Post by thebulldog on Feb 20, 2020 14:47:17 GMT -5
Dh and I are in our 40s - we have 30 more years of working, saving and living life before trying to plan out too much. One idea we do have is to buy a house somewhere we would like to live later in life in the next 10 years and rent it out so it would be close to being paid off when we would need it. We could either sell it or just keep it and live there. Our house has lost significant value since we bought in 2007 so I am still not quite sure how to factor this into everything.
Retirement seems so far away, but I think about it a fair amount. We would love to move somewhere warmer and with a lower cost of living. I would still like to be in an area that is accessible to good healthcare and doesn’t require a lot of driving. I want to be as close to DS (our only) as possible so I can be an active grandparent if he has children.
My parents both retired to small, rural areas and it has been a bad decision when they needed elder services/resources/had health issues.
I love where I am and will stay right here as long as possible. I guess there are alternate scenarios where we somehow make a lot of money in these last 20 years and end up living half the year in NYC or a foreign country, and July-December in Maine (where we are now).
I'm totally not opposed to having a small apartment in a retirement community or assisted living center if mobility becomes an issue.
If H were to die early, I might consider moving in a with a close friend or two, Golden Girls style.
It's funny: just a few days ago I saw a post from an old grad school friend saying she's actively doing all the things she can to live to 100+. She wants to have two more careers lasting through her 80s. She chastised people who just hang it up and relax in their elder years. I totally disagreed with her. I love my life exactly as it is, realize I'm super lucky to be where I am, and have zero future desires. Wherever the wind blows me, I will make the best of it. I'm going to eat all the chocolate and drink all the fancy drinks I want.
Post by notsopicky on Feb 22, 2020 23:13:13 GMT -5
I honestly hadn't given one single thought to this question until right.this.minute.
I know that I want a place, even just a small condo, at a lake, sooner rather than later. We've put the brakes on it in the immediate future b/c H just started a in new (to him) (mgmt) role and it's taking up all of his mental energy right now. Perhaps this summer we'll put it back on the table.
Could we retire there? Maybe. Ideally I'd like to keep a place in the area I live in now, b/c I like it. It will also depend on where my (one) kid ends up.
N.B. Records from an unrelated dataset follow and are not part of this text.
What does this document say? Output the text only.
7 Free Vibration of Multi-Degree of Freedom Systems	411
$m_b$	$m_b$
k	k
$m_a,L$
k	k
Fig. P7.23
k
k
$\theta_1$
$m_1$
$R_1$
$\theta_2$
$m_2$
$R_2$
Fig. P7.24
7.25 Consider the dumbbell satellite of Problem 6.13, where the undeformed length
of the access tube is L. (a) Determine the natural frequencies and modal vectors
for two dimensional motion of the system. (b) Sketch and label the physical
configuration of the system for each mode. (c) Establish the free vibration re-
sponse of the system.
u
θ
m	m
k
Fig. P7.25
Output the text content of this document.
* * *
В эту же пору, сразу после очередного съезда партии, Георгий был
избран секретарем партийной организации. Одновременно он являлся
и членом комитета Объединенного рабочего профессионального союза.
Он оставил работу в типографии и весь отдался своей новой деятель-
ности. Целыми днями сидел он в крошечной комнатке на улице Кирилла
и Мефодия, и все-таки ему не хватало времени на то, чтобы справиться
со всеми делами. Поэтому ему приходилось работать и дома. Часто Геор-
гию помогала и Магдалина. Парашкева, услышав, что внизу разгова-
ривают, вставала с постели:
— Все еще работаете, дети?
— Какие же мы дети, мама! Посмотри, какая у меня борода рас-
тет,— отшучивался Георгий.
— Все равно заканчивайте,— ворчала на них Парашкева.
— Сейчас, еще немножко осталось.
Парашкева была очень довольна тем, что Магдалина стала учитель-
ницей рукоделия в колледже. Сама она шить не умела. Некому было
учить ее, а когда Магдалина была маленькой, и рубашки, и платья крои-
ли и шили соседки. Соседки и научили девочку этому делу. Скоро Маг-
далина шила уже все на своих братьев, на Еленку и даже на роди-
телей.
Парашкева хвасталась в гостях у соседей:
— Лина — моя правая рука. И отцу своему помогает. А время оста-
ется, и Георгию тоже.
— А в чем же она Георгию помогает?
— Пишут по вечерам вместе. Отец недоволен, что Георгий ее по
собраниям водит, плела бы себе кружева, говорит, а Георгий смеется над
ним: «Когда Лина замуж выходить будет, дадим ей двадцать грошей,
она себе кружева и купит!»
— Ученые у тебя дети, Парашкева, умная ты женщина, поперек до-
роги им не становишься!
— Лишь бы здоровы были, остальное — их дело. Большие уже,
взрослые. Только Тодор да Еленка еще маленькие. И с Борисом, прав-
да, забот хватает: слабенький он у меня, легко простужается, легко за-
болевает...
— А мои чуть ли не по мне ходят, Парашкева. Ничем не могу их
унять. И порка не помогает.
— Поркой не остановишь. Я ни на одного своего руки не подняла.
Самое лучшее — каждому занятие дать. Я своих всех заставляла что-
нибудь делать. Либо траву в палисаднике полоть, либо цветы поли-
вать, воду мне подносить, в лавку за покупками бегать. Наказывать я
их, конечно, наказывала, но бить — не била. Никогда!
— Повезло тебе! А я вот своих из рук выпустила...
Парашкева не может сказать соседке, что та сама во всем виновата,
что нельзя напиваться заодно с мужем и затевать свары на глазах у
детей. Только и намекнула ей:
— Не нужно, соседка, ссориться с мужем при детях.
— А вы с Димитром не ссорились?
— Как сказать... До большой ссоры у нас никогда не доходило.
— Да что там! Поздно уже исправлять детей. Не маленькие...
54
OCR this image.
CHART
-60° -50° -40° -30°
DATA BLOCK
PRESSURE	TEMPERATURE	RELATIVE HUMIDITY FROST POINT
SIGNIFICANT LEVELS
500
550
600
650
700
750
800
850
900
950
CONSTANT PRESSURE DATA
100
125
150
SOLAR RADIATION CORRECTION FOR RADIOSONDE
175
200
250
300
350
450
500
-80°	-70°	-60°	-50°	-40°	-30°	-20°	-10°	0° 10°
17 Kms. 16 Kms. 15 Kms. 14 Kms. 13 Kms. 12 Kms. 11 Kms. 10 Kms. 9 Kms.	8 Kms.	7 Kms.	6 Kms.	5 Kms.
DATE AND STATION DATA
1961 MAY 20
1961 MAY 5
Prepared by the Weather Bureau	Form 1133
I don't want to be far away from him--I'm far away from every single member of my family now and it sucks.
I need to go to one of the retirement seminars to find out exactly what my #s look like and what the timeline is. I know that I'll have 30 years of service in 5 more years, but I didn't go back to grad school (again!) to only work for 7 years in the field. I don't see myself retiring at 51. Maybe 61?
I don't know and I get nervous thinking about it. I'm worried I'm going to be bored and at a loss. I know that this makes me sound like a boring person, lol.
I feel the same. And it makes waffle between feeling like I'm lacking the passion & imagination others seems to have and feeling like maybe I'm just content with the status quo.
Having said that, this is DH's first full year being self-employed and we're planning to start another, unrelated business later this year. So even though we're 48 & 50 there's so much thought to how to make these businesses successful that we don't spend much time thinking about when we won't be working.
DH said something the pother day about us leaving NY when we retire and I freaked out. I have no desire to leave and there's no other place I would prefer to live. If we could spend some time in the winter in a warmer climate that might be nice, but a limited amount of time and I wouldn't want to actually own anything. The only reason I could see myself moving is if my daughter settled somewhere else and we moved to be near her. My ideal would be for her to settle somewhere near me and have kids around the time I retire. After I'm done working I could help her with the kids.
I love our home in central PA and ideally I do not want to move. We would like to have a condo in Dallas to snowbird there. We are Cowboys fans and it would be great to be in warmer weather and be able to see more games than we are able to having to travel from here (and not being able to go to the closest stadium in Philly because well Eagles fans...)
We'll likely keep our current home as our forever home. It's great for aging as the master suite is on the main floor. Then we'll travel for extended periods during January/February because winter can be a bit rough here.
We might downsize to a smaller home in our neighborhood, but if the house is paid off I don't see a need to go through all that hassle if we can use our current home w/o mobility challenges.
We've talked about downsizing to a condo in a nearby resort town and renting it out in the summers if/when we travel during that time but housing is very limited and it'll always be expensive.
I have absolutely no clue what retirement is going to be like because I can't get a consensus on if we're saving enough! It's really hard b/c of our pension that we'll get as it's a set monthly amount once we turn 65. So I sometimes put it in the SS option b/c I never put anything in there (ingrained on me since I was a kid). I guess it must have something to do with assumptions but those are just that!
NerdWallet says we're great, as does AARP, Vanguard and Personal Capital say we're screwed. Bankrate isn't accurate b/c I can't figure out the pension portion. I mean, yes, it'd be best to just save more and hope to never need it, but I want to live NOW as well.